Evaluating user-facing AI applications remains a central challenge, especially in open-ended domains such as travel planning, clinical note generation, or dialogue. The gold standard is user feedback (e.g., thumbs up/down) or behavioral signals (e.g., retention), but these are often scarce in prototypes and research projects, or too-slow to use for system optimization. We present AutoMetrics, a framework for synthesizing evaluation metrics under low-data constraints. AutoMetrics combines retrieval from MetricBank, a collection of 48 metrics we curate, with automatically generated LLM-as-a-Judge criteria informed by lightweight human feedback. These metrics are composed via regression to maximize correlation with human signal. AutoMetrics takes you from expensive measures to interpretable automatic metrics. Across 5 diverse tasks, AutoMetrics improves Kendall correlation with human ratings by up to 33.4% over LLM-as-a-Judge while requiring fewer than 100 feedback points. We show that AutoMetrics can be used as a proxy reward to equal effect as a verifiable reward. We release the full AutoMetrics toolkit and MetricBank to accelerate adaptive evaluation of LLM applications.

Paper Structure

This paper contains 50 sections, 2 equations, 8 figures, 9 tables.

Figures (8)

  • Figure 1: AutoMetrics takes you from expensive measures to interpretable automatic metrics.
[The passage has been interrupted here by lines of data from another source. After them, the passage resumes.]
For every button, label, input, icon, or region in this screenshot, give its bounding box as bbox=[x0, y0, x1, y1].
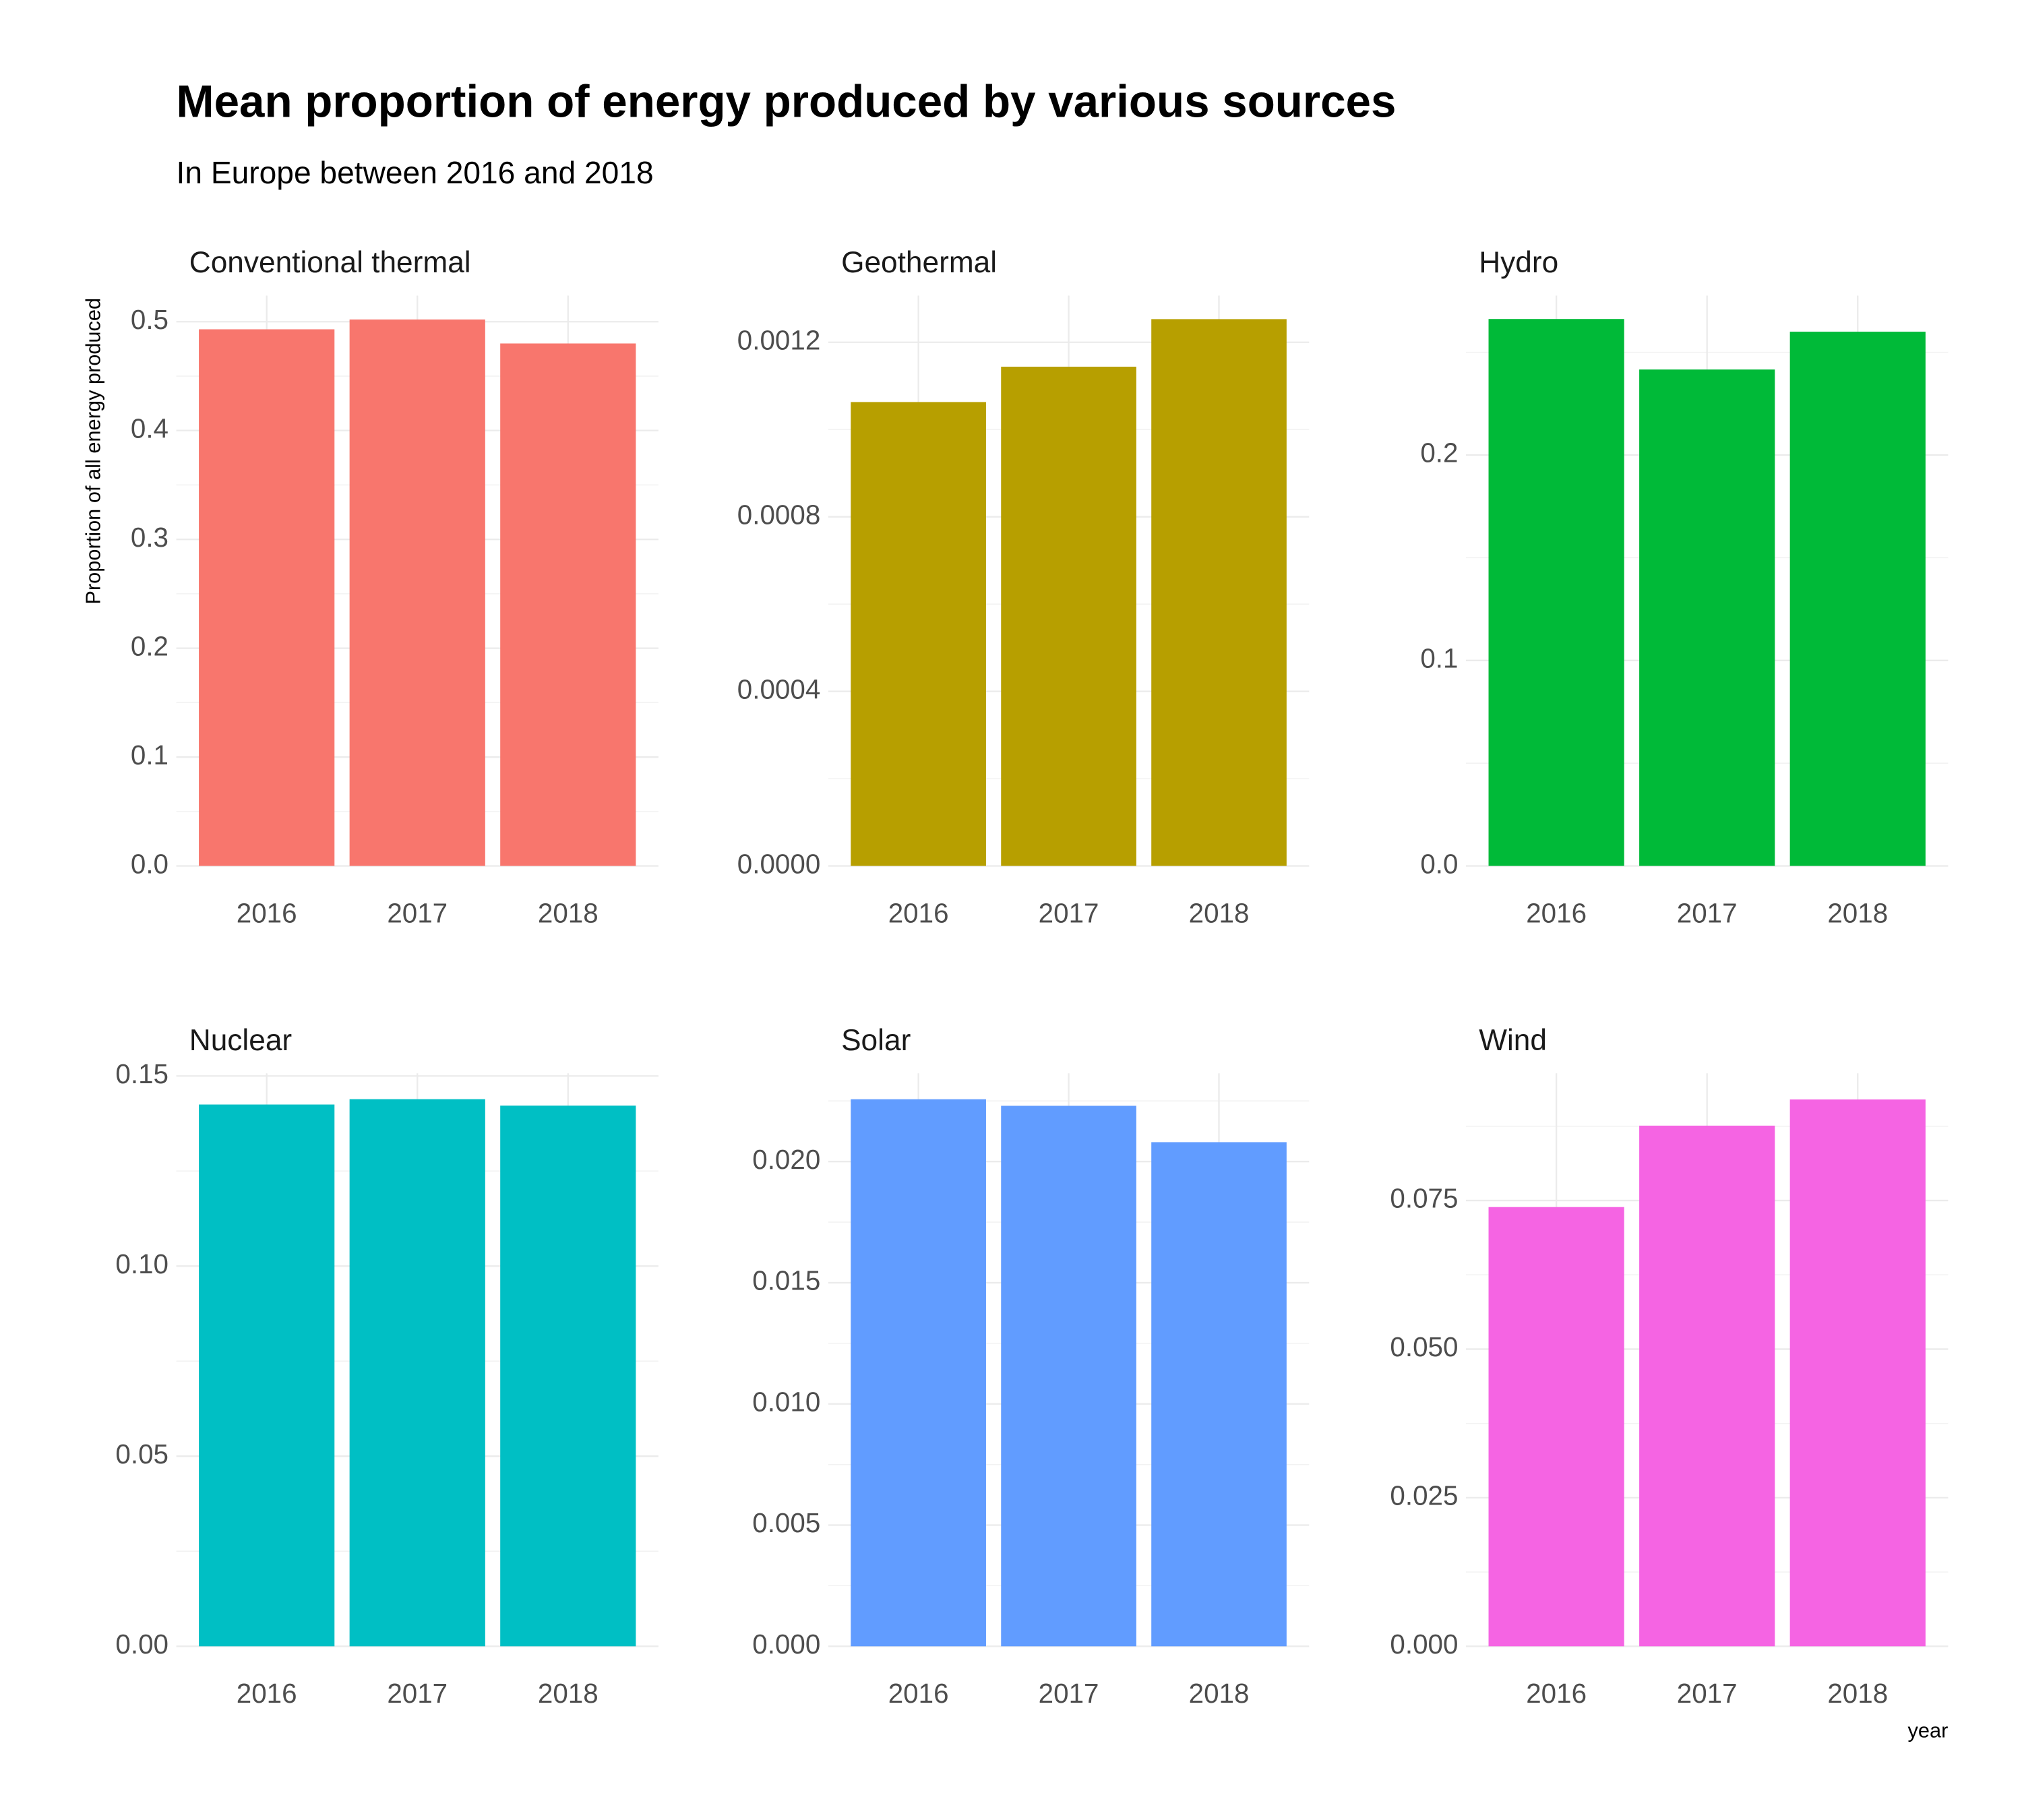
x-tick-label: 2017 bbox=[387, 1678, 448, 1709]
y-tick-label: 0.3 bbox=[131, 522, 168, 553]
y-tick-label: 0.00 bbox=[115, 1629, 168, 1660]
x-tick-label: 2018 bbox=[1189, 897, 1250, 928]
y-tick-label: 0.15 bbox=[115, 1058, 168, 1089]
y-tick-label: 0.1 bbox=[131, 739, 168, 770]
y-tick-label: 0.2 bbox=[1420, 437, 1458, 468]
y-tick-label: 0.5 bbox=[131, 304, 168, 335]
y-tick-label: 0.000 bbox=[1390, 1629, 1458, 1660]
x-tick-label: 2016 bbox=[237, 1678, 297, 1709]
bar bbox=[199, 1104, 335, 1647]
y-tick-label: 0.0004 bbox=[737, 673, 821, 704]
y-tick-label: 0.10 bbox=[115, 1248, 168, 1279]
panel-title: Geothermal bbox=[841, 246, 997, 279]
bar bbox=[1789, 332, 1926, 866]
bar bbox=[851, 402, 986, 866]
x-tick-label: 2017 bbox=[1039, 897, 1099, 928]
y-tick-label: 0.050 bbox=[1390, 1331, 1458, 1362]
x-tick-label: 2016 bbox=[888, 1678, 949, 1709]
y-tick-label: 0.025 bbox=[1390, 1480, 1458, 1511]
panel-title: Conventional thermal bbox=[189, 246, 471, 279]
bar bbox=[349, 1099, 485, 1647]
y-tick-label: 0.05 bbox=[115, 1438, 168, 1469]
y-tick-label: 0.0012 bbox=[737, 324, 821, 355]
chart-title: Mean proportion of energy produced by va… bbox=[177, 77, 1397, 127]
x-tick-label: 2018 bbox=[1827, 897, 1888, 928]
y-tick-label: 0.010 bbox=[752, 1386, 820, 1417]
y-tick-label: 0.1 bbox=[1420, 642, 1458, 673]
y-axis-label: Proportion of all energy produced bbox=[82, 298, 105, 605]
y-tick-label: 0.0008 bbox=[737, 499, 821, 530]
bar bbox=[199, 329, 335, 866]
y-tick-label: 0.075 bbox=[1390, 1183, 1458, 1214]
x-tick-label: 2016 bbox=[1526, 1678, 1587, 1709]
bar bbox=[1151, 1142, 1287, 1647]
panel-title: Hydro bbox=[1479, 246, 1558, 279]
y-tick-label: 0.0 bbox=[1420, 848, 1458, 879]
x-tick-label: 2016 bbox=[1526, 897, 1587, 928]
bar bbox=[1639, 369, 1775, 866]
bar bbox=[1488, 319, 1624, 866]
x-axis-label: year bbox=[1908, 1718, 1949, 1742]
bar bbox=[851, 1099, 986, 1647]
x-tick-label: 2017 bbox=[1677, 1678, 1738, 1709]
y-tick-label: 0.000 bbox=[752, 1629, 820, 1660]
x-tick-label: 2016 bbox=[237, 897, 297, 928]
panel-title: Nuclear bbox=[189, 1024, 292, 1057]
x-tick-label: 2018 bbox=[538, 1678, 599, 1709]
y-tick-label: 0.0 bbox=[131, 848, 168, 879]
y-tick-label: 0.4 bbox=[131, 413, 168, 444]
x-tick-label: 2018 bbox=[538, 897, 599, 928]
bar bbox=[500, 343, 636, 866]
chart-subtitle: In Europe between 2016 and 2018 bbox=[177, 155, 654, 190]
bar bbox=[500, 1105, 636, 1647]
y-tick-label: 0.020 bbox=[752, 1144, 820, 1175]
bar bbox=[1001, 366, 1136, 866]
bar bbox=[1639, 1125, 1775, 1647]
x-tick-label: 2016 bbox=[888, 897, 949, 928]
panel-title: Wind bbox=[1479, 1024, 1547, 1057]
y-tick-label: 0.0000 bbox=[737, 848, 821, 879]
x-tick-label: 2017 bbox=[1039, 1678, 1099, 1709]
bar bbox=[1001, 1105, 1136, 1647]
panel-title: Solar bbox=[841, 1024, 911, 1057]
y-tick-label: 0.2 bbox=[131, 630, 168, 661]
x-tick-label: 2017 bbox=[1677, 897, 1738, 928]
bar bbox=[1151, 319, 1287, 866]
y-tick-label: 0.015 bbox=[752, 1265, 820, 1296]
x-tick-label: 2018 bbox=[1189, 1678, 1250, 1709]
bar bbox=[1488, 1207, 1624, 1647]
x-tick-label: 2018 bbox=[1827, 1678, 1888, 1709]
y-tick-label: 0.005 bbox=[752, 1507, 820, 1538]
bar bbox=[1789, 1099, 1926, 1647]
x-tick-label: 2017 bbox=[387, 897, 448, 928]
bar bbox=[349, 319, 485, 866]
Here AutoMetrics generates useful metrics for evaluating LLM written product descriptions from user reviews from EvalGen 10.1145/3654777.3676450. Percentages indicate relative importance of each metric derived from regression coefficients.
  • Figure 2: AutoMetrics comprises four steps. (1) Generate: create task-specific candidate metrics (Single criteria, Rubric, Examples, MIPROv2). (2) Retrieve: from the generated candidates plus MetricBank, use ColBERT to prefilter to $k'$ metric cards and an LLM to select the final $k$. (3) Regress: fit a PLS model on the training set to weight and select metrics that predict human judgments. (4) Report: produce a writeup with weights and correlations and details to guide adoption.
  • Figure 3: Sensitivity/Stability of AutoMetrics for SimpEval, HelpSteer2, and CoGym. AutoMetrics are sensitive to negative perturbations and stable on neutral perturbations.
  • Figure 4: All correlations plotted for various training set sizes with "Generated Only" and "Full" Metric Banks. Individual trials are translucent while average performance at a scale is solid.
  • Figure 5: AutoMetrics produces three metrics for $\tau$-Bench. Regression coefficients in yellow.